Internet of Things remains HOT, HOT, HOT

As my friend Magnus Melander wrote a few days ago, IoT remains HOT, HOT, HOT and everybody want to be part of it one way or another.

So presumably we will continue seeing many blogs, post, articles, videos, tweets, podcasts, and infographics about IOT, with good and bad headlines, with good and not so good content. It is possible that several Startups are already thinking how to store, assemble, organize, easily find and distribute the hundreds of thousands of IoT multimedia content being generated and make money out of it.

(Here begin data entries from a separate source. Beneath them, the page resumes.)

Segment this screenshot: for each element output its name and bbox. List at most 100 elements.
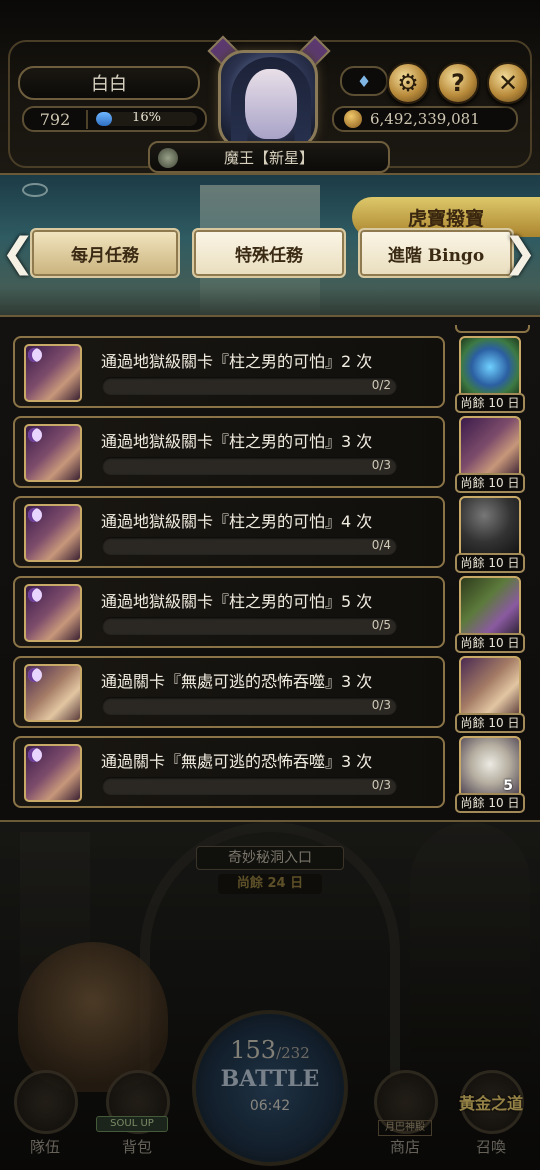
mission-list[interactable]: 通過地獄級關卡『柱之男的可怕』2 次 0/2 尚餘 10 日 通過地獄級關卡『柱… — [0, 317, 540, 820]
reward-days-left: 尚餘 10 日 — [455, 633, 525, 653]
settings-button[interactable]: ⚙ — [387, 62, 429, 104]
stamina-max: /232 — [276, 1044, 310, 1062]
moon-icon — [28, 348, 42, 362]
reward-days-left: 尚餘 10 日 — [455, 473, 525, 493]
reward-days-left: 尚餘 10 日 — [455, 393, 525, 413]
reward-days-left: 尚餘 10 日 — [455, 793, 525, 813]
mission-character-portrait — [24, 424, 82, 482]
moon-icon — [28, 428, 42, 442]
help-button[interactable]: ? — [437, 62, 479, 104]
reward-card-icon: 5 — [459, 736, 521, 798]
nav-summon[interactable]: 召喚 — [446, 1070, 536, 1170]
reward-days-left: 尚餘 10 日 — [455, 553, 525, 573]
mission-row[interactable]: 通過地獄級關卡『柱之男的可怕』2 次 0/2 — [13, 336, 445, 408]
golden-path-banner[interactable]: 黃金之道 — [448, 1090, 534, 1118]
mission-progress-text: 0/3 — [371, 458, 391, 472]
gem-icon: ♦ — [356, 71, 372, 91]
level-exp-box: 792 16% — [22, 106, 207, 132]
battle-button[interactable]: 153/232 BATTLE 06:42 — [192, 1010, 348, 1166]
mission-progress-text: 0/2 — [371, 378, 391, 392]
mission-description: 通過關卡『無處可逃的恐怖吞噬』3 次 — [101, 752, 373, 770]
mission-character-portrait — [24, 744, 82, 802]
avatar[interactable] — [218, 50, 318, 150]
exp-bar: 16% — [96, 112, 197, 126]
tab-scroll-right-icon[interactable]: ❯ — [503, 230, 537, 276]
player-header: 白白 792 16% ♦ 6,492,339,081 ⚙ ? ✕ 魔王【新星】 — [0, 0, 540, 175]
mission-progress-bar: 0/3 — [102, 697, 397, 715]
coin-icon — [344, 110, 362, 128]
gear-icon: ⚙ — [397, 69, 419, 97]
mission-character-portrait — [24, 504, 82, 562]
rank-emblem-icon — [158, 148, 178, 168]
reward-card-icon — [459, 576, 521, 638]
avatar-face — [245, 69, 297, 139]
nav-team-label: 隊伍 — [29, 1138, 60, 1156]
mission-reward[interactable]: 5 尚餘 10 日 — [455, 736, 525, 816]
mission-description: 通過地獄級關卡『柱之男的可怕』5 次 — [101, 592, 373, 610]
mission-reward[interactable]: 尚餘 10 日 — [455, 656, 525, 736]
mission-character-portrait — [24, 344, 82, 402]
mission-progress-text: 0/3 — [371, 698, 391, 712]
mission-banner: 虎寶撥寶 ❮ 每月任務 特殊任務 進階 Bingo ❯ — [0, 175, 540, 317]
mission-progress-bar: 0/3 — [102, 457, 397, 475]
reward-frame-icon — [459, 496, 521, 558]
reward-count: 5 — [503, 778, 513, 794]
reward-card-icon — [459, 656, 521, 718]
nav-summon-label: 召喚 — [475, 1138, 506, 1156]
mission-reward[interactable]: 尚餘 10 日 — [455, 416, 525, 496]
close-button[interactable]: ✕ — [487, 62, 529, 104]
mission-description: 通過地獄級關卡『柱之男的可怕』4 次 — [101, 512, 373, 530]
battle-label: BATTLE — [220, 1066, 320, 1092]
mission-progress-text: 0/4 — [371, 538, 391, 552]
stamina-display: 153/232 — [196, 1036, 344, 1064]
mission-progress-text: 0/5 — [371, 618, 391, 632]
home-scene: 奇妙秘洞入口 尚餘 24 日 153/232 BATTLE 06:42 隊伍 背… — [0, 820, 540, 1170]
portal-name[interactable]: 奇妙秘洞入口 — [196, 846, 344, 870]
tab-scroll-left-icon[interactable]: ❮ — [1, 230, 35, 276]
rank-title: 魔王【新星】 — [223, 148, 314, 167]
eye-icon[interactable] — [22, 183, 48, 197]
reward-days-left: 尚餘 10 日 — [455, 713, 525, 733]
mission-character-portrait — [24, 664, 82, 722]
portal-days-left: 尚餘 24 日 — [218, 874, 322, 894]
list-top-cap — [455, 325, 530, 333]
mission-reward[interactable]: 尚餘 10 日 — [455, 496, 525, 576]
scene-colosseum — [410, 822, 530, 1052]
screen: 白白 792 16% ♦ 6,492,339,081 ⚙ ? ✕ 魔王【新星】 … — [0, 0, 540, 1170]
player-name[interactable]: 白白 — [18, 66, 200, 100]
rank-title-box: 魔王【新星】 — [148, 141, 390, 173]
nav-team[interactable]: 隊伍 — [0, 1070, 90, 1170]
mission-progress-text: 0/3 — [371, 778, 391, 792]
reward-card-icon — [459, 416, 521, 478]
nav-bag-label: 背包 — [121, 1138, 152, 1156]
mission-description: 通過地獄級關卡『柱之男的可怕』3 次 — [101, 432, 373, 450]
mission-row[interactable]: 通過地獄級關卡『柱之男的可怕』4 次 0/4 — [13, 496, 445, 568]
mission-description: 通過關卡『無處可逃的恐怖吞噬』3 次 — [101, 672, 373, 690]
tab-advanced-bingo[interactable]: 進階 Bingo — [358, 228, 514, 278]
mission-progress-bar: 0/4 — [102, 537, 397, 555]
help-icon: ? — [451, 69, 465, 97]
mission-character-portrait — [24, 584, 82, 642]
stamina-current: 153 — [230, 1036, 277, 1064]
mission-reward[interactable]: 尚餘 10 日 — [455, 336, 525, 416]
tab-special-missions[interactable]: 特殊任務 — [192, 228, 346, 278]
coin-amount: 6,492,339,081 — [370, 110, 480, 128]
mission-progress-bar: 0/3 — [102, 777, 397, 795]
mission-row[interactable]: 通過關卡『無處可逃的恐怖吞噬』3 次 0/3 — [13, 656, 445, 728]
moon-icon — [28, 508, 42, 522]
mission-reward[interactable]: 尚餘 10 日 — [455, 576, 525, 656]
mission-row[interactable]: 通過地獄級關卡『柱之男的可怕』5 次 0/5 — [13, 576, 445, 648]
close-icon: ✕ — [497, 69, 519, 97]
reward-item-icon — [459, 336, 521, 398]
mission-row[interactable]: 通過關卡『無處可逃的恐怖吞噬』3 次 0/3 — [13, 736, 445, 808]
soul-up-tag: SOUL UP — [96, 1116, 168, 1132]
mission-progress-bar: 0/5 — [102, 617, 397, 635]
gem-display[interactable]: ♦ — [340, 66, 388, 96]
coin-display: 6,492,339,081 — [332, 106, 518, 132]
shop-sign: 月巴神殿 — [378, 1120, 432, 1136]
nav-shop-label: 商店 — [389, 1138, 420, 1156]
tab-monthly-missions[interactable]: 每月任務 — [30, 228, 180, 278]
mission-row[interactable]: 通過地獄級關卡『柱之男的可怕』3 次 0/3 — [13, 416, 445, 488]
team-flag-icon — [14, 1070, 78, 1134]
mission-progress-bar: 0/2 — [102, 377, 397, 395]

I am not sure where IOT will be next years in Gartner´s Hype Cycle graph, but I expect that we can move fast through Trough of Disillusionment, that we can see a rapid ascent up the Slope of Enlightenment and that we can reach the Plateau of Productivity during the magic 2020 year, with IoT technology broadly used in all industries.  It will be then when we could see if the relevance of our catchy headlines will clearly be paying off.

Key Takeaway

There are headlines trying to get our attention using fear or the challenges of Internet of Things, especially security (“Connected Cars—Is the risk worth the reward?“), other headlines, instead,  try to lure our imagination towards an utopian future where IoT worlds, robotics and Artificial Intelligence plays a key role in our happiness (“Why social robots will change your life“).

We know Headlines sell, therefore we continue using them as bait to attract and retain our readers and followers. But it is important we do not forget that besides these striking or controversial headlines the content must be of interest to keep readers hooked, because otherwise I fear we all will end up losing many of our readers and loyal followers on the road.